Хлестал мелкий дождь, поставили рядом, оставив промежуток, две тачанки, натянули между тачанками одеяло, и сам Половец, взявшись за окопную лопату, копал там убежище двум своим братьям. Пот катился с него градом — грузный, плотный был этот четвертый Половец, когда-то моряк торгового флота и контрабандист.
Сашко скорчился на тачанке у пулемета, он не замечал дождя, ему чудилось, что рука матери Полов-чихи треплет его за чуб, далеко раскинулся берег, вокруг море, и можно искупаться и не ждать пули, и сохнут на кольях сети. И так недосягаема рыбацкая жизнь, и так пахнет море, и почему он вообще пошел, да и Панас его не очень-то жалует, но обратно пусть лысый черт ходит, а не он, Сашко, — такая уж завзятая половецкая порода!
Панас сопел, кидал землю из ямы, играл лопатой, как иные — вилкой. “Вот, кажись, хватит! Пускай не говорят, что я род не уважил!”
Похоронили. Дождь натягивал свои паруса, над степью порывами проносился ветер, благостный дождь питал землю. По лицу Панаса Половца стекали дождевые капли, и со стороны казалось, что он заливается слезами у могильного холма, у всего отряда струились по лицам дождевые слезы, страшное дело, чтобы целый боевой отряд плакал так горько; а дождь не унимался.

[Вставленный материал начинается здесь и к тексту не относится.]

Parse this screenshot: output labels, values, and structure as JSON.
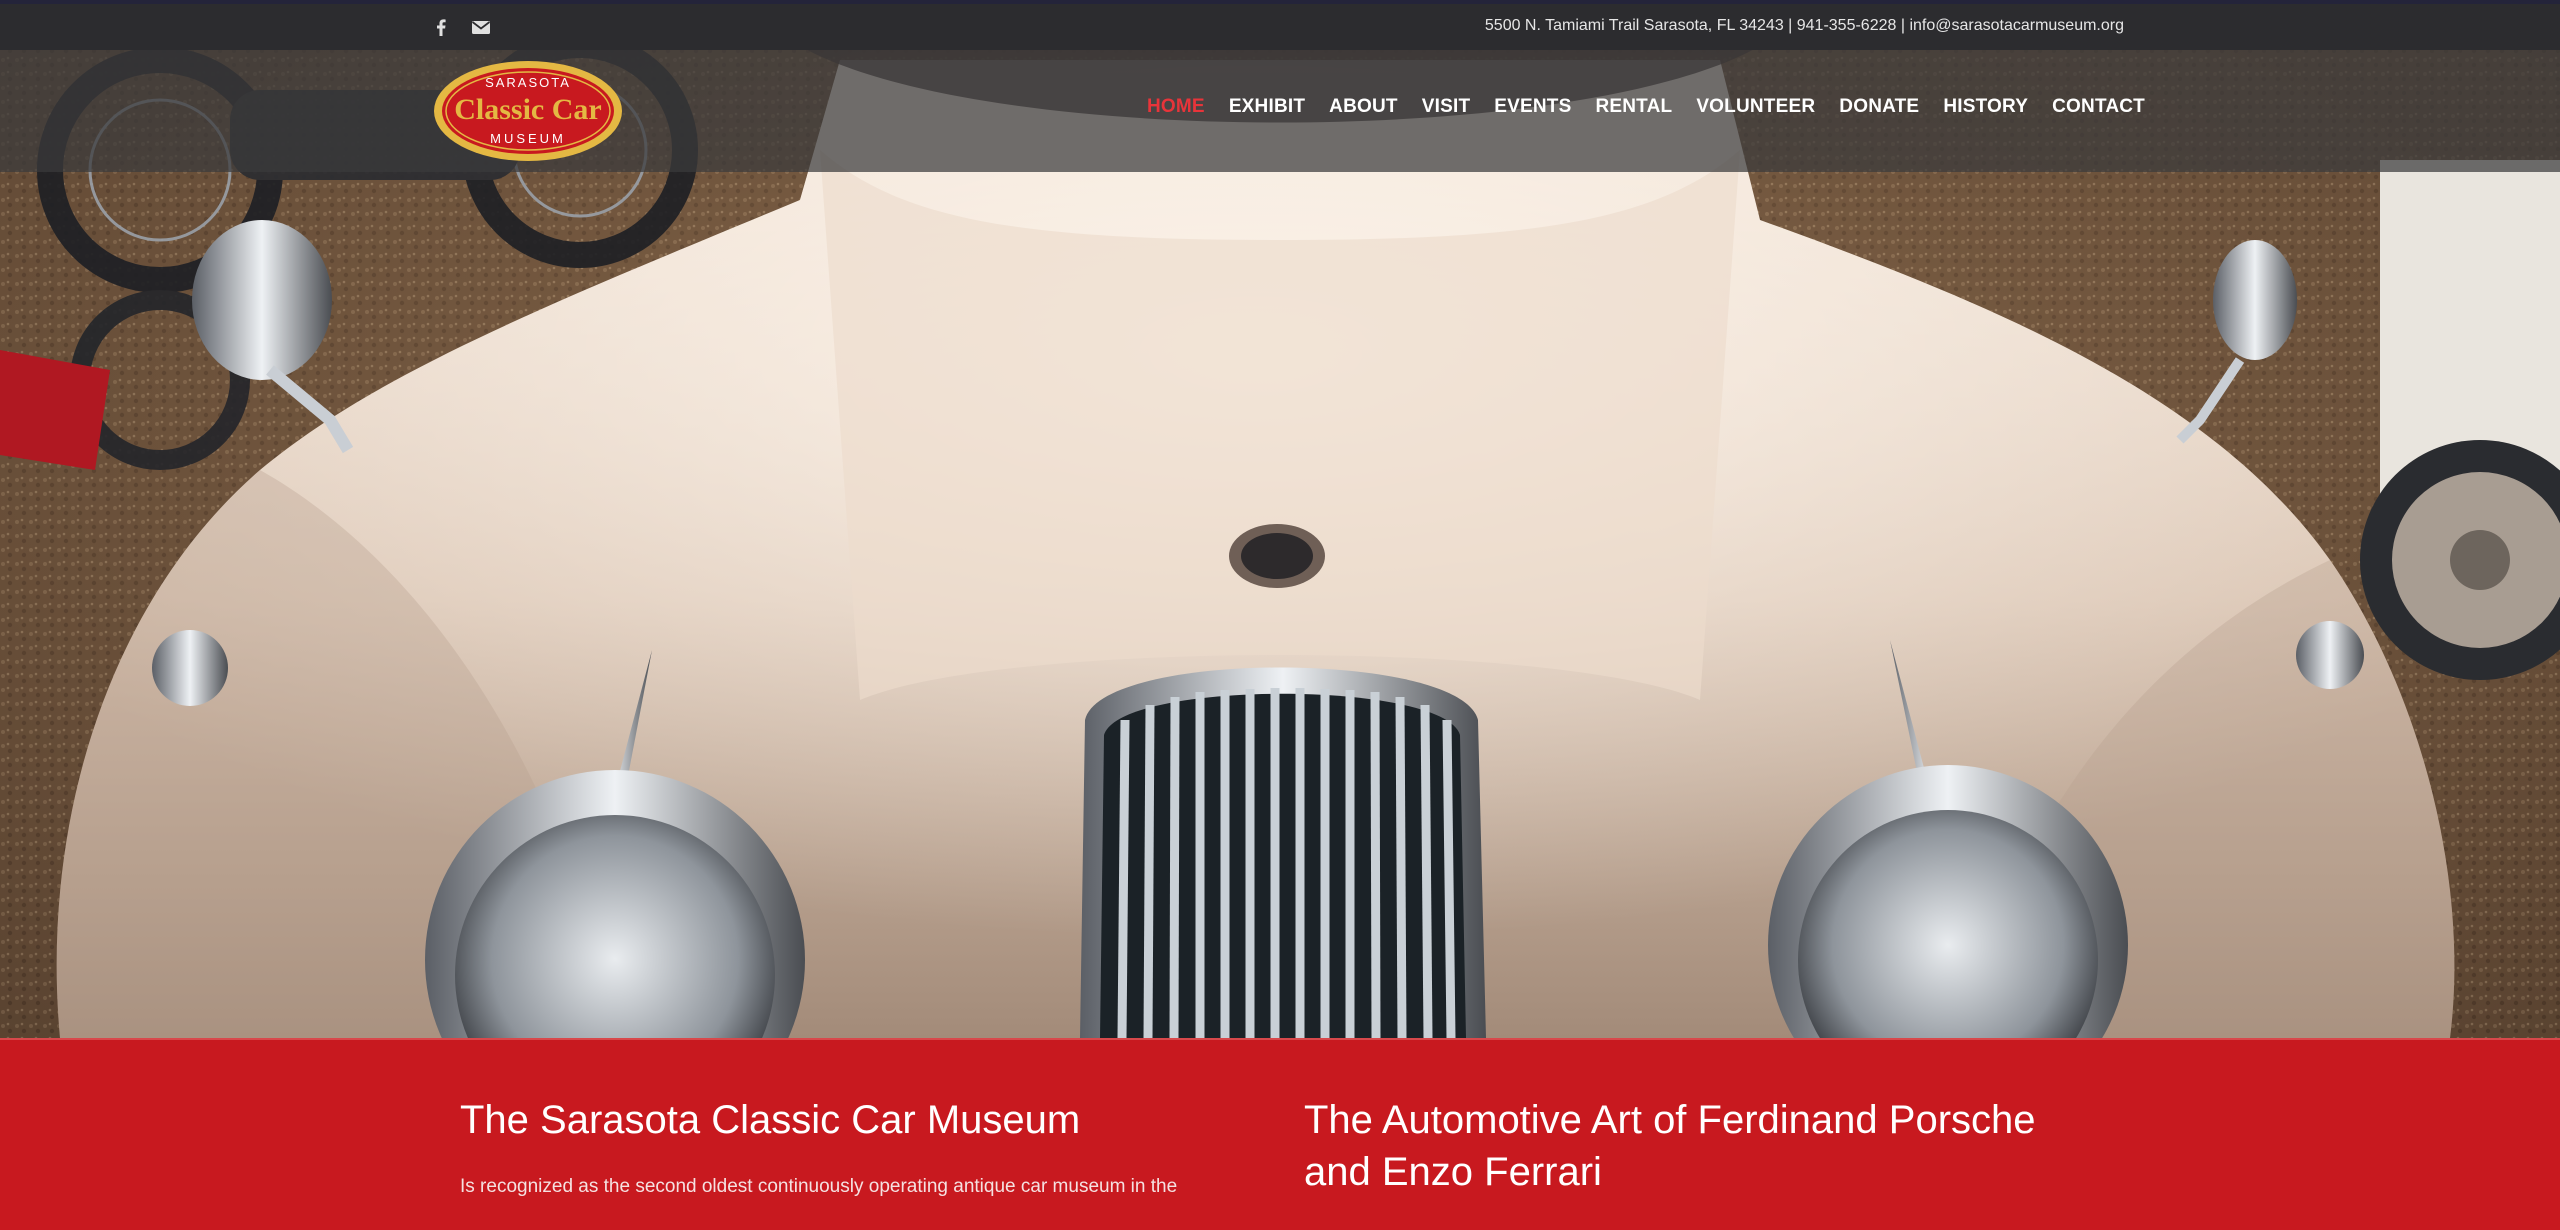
{
  "topbar": {
    "social_icons": [
      "facebook-icon",
      "envelope-icon"
    ],
    "contact_line": "5500 N. Tamiami Trail Sarasota, FL 34243 | 941-355-6228 | info@sarasotacarmuseum.org"
  },
  "logo": {
    "top_text": "SARASOTA",
    "main_text": "Classic Car",
    "bottom_text": "MUSEUM"
  },
  "nav": {
    "items": [
      "HOME",
      "EXHIBIT",
      "ABOUT",
      "VISIT",
      "EVENTS",
      "RENTAL",
      "VOLUNTEER",
      "DONATE",
      "HISTORY",
      "CONTACT"
    ],
    "active": "HOME"
  },
  "intro": {
    "left_title": "The Sarasota Classic Car Museum",
    "left_text": "Is recognized as the second oldest continuously operating antique car museum in the",
    "right_title": "The Automotive Art of Ferdinand Porsche and Enzo Ferrari"
  },
  "colors": {
    "accent_red": "#c8191f",
    "nav_active": "#e8343a",
    "topbar_bg": "#2c2c2f",
    "logo_gold": "#e4b843"
  }
}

И тогда за дождевой завесой встало марево: вдали развернулось красное знамя конного отряда Интернационального полка во главе с Иваном Половцем. Едва хлестнули первые выстрелы, а Панас сидел уже на тачанке и вертел во все стороны пулемет. Сашко подавал ему ленты, тачанки пошли кто куда, всадники мигом рассыпались. “Сдавайся! бросай оружие! красные! красные!” Но бежать было некуда, Иван Половец гнал махновцев на спешенную кавалерию, гнал под пули, нужно было умирать или сдаваться, и Панас заплакал от бессильной злобы. Он вскочил на чью-то лошадь, она упала под ним, он выпряг коня из тачанки, сел.
— Хлопцы, за мной! махновцы не сдаются!
Попытался пробиться сквозь фланг Ивана, загубил половину людей, а дождь лил и лил, лошади скользили, Иван Половец удвоил натиск, и махновцы сдались.
А ненастье, вытряхнув бездну капель, вбирая в себя испарения, перестраивало полчища туч, отгоняло ненужные тучки, прозрачные облака, оставляло темные, плодоносные, дождевые, надежную опору и силу, и двинуло всю их громаду дальше.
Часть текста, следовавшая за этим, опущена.